Designing Bulk Notification System — Part 2

Aryan01
2 min readMar 15, 2024

--

After scaling out the Bulk Notification System in Part 1 we still can have challenges with the current design during Peak hours.

Challenges while Scaling

1. Read load on DB during the peak. As the database stores user information, information regarding each notification delivery status at the peak it can get throttled. Similarly, the relay service also relies on this db for enqueuing the Queue with failed notifications.

2. As the database has limited I/O connections we need to scale it horizontally to our need for peak hours which do not happen very frequently but still cannot be ignored. (So will have to pay more for these surges which happen very few times).

Re-architecure

Step 1 Prioritize the transactions

Queues

Using the queues, we can prioritize the incoming load, some notifications might be more important than others and hence can be sent after the priority ones are sent.

Rate Limiter

It ensures that one customer's events are not affecting others and these queues which we have added have configurable rate limits, and if that limit is crossed it goes into a separate queue.

Step 2 Reducing DB bottleneck

1. As the load was increasing, the workers were constantly updating the Mysql notification entries that the status of the notification was delivered/not delivered.
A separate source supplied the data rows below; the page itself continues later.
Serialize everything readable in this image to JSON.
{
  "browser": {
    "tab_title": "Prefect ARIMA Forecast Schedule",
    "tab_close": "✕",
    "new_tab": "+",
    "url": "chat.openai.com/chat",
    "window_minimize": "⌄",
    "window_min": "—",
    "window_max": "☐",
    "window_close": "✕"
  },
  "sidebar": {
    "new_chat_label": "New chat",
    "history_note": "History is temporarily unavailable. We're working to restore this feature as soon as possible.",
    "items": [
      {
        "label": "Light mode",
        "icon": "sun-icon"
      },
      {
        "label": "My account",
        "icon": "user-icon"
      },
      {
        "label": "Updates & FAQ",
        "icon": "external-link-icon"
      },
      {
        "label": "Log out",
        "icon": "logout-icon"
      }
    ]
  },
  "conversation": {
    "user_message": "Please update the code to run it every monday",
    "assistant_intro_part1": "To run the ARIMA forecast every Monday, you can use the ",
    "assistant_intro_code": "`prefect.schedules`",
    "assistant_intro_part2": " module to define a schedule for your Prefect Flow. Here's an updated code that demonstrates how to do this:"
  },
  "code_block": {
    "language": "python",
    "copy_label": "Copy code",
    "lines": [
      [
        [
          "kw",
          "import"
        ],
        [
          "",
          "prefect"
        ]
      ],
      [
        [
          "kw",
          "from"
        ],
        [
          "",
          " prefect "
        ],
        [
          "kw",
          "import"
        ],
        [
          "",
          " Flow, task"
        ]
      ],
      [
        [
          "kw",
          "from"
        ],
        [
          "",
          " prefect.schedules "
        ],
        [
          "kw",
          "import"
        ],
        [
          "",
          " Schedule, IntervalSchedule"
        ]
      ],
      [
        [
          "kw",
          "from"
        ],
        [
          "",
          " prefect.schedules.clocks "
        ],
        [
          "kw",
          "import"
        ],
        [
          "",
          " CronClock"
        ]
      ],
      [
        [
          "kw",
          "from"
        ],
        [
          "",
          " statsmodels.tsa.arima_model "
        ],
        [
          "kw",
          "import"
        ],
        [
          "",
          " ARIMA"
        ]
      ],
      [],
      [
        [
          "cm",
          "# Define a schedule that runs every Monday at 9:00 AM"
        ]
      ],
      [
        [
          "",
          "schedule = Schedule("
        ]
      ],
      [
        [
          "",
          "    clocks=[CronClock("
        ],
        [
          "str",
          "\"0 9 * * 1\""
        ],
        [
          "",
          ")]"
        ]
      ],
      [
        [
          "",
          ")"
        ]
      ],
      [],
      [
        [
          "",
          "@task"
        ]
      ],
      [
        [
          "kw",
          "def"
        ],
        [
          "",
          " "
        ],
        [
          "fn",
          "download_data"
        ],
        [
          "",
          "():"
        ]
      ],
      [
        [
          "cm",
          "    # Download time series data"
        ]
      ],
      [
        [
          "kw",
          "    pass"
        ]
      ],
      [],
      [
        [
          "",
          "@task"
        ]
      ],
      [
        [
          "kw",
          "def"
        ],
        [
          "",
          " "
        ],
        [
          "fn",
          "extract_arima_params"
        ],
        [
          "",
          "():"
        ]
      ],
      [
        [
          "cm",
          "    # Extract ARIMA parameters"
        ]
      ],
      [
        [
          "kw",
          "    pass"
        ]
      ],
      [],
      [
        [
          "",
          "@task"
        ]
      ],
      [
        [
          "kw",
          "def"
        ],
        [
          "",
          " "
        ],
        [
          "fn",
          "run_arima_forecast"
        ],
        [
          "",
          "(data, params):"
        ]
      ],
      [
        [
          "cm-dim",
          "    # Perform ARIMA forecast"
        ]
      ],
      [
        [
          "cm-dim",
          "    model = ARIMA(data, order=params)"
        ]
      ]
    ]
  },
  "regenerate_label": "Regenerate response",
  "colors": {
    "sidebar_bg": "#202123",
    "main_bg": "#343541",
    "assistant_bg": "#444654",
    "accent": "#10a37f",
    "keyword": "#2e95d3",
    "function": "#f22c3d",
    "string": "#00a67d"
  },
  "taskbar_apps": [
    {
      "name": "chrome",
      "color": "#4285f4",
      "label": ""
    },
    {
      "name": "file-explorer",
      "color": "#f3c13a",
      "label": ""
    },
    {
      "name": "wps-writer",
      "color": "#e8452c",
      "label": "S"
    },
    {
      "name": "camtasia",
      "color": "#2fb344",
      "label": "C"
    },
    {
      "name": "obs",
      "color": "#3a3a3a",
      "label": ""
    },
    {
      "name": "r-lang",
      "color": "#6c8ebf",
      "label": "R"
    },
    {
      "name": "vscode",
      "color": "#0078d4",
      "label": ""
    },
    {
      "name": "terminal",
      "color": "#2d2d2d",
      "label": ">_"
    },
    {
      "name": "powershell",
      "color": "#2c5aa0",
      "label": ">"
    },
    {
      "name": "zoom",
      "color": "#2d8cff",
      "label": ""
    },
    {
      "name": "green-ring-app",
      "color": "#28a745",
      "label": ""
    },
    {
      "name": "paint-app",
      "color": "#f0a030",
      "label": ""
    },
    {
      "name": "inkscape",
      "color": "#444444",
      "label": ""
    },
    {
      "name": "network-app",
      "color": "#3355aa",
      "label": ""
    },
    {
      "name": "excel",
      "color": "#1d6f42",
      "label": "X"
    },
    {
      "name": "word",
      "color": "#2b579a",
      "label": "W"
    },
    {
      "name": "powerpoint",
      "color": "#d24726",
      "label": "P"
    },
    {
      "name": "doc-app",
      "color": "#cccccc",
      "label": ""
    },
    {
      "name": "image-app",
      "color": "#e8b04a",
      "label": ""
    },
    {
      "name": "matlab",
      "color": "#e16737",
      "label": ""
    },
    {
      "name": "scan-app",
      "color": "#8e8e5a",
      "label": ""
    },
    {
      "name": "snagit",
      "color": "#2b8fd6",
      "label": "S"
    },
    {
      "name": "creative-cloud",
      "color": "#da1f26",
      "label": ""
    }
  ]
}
2. Also the relay service was constantly reading from this cluster and reflowing it to the queue for reprocessing.

KENSIS/SQS QUEUE

We can add a queue so that when workers update the notifications status that can be done asynchronously.
Now the writes that were happening to Mysql db will pass through queue and can be added to Mysql asynchronously and thus not bottlenecking the DB.

References
https://engineering.razorpay.com/how-razorpays-notification-service-handles-increasing-load-f787623a490f?gi=d8181ec1a854

--

--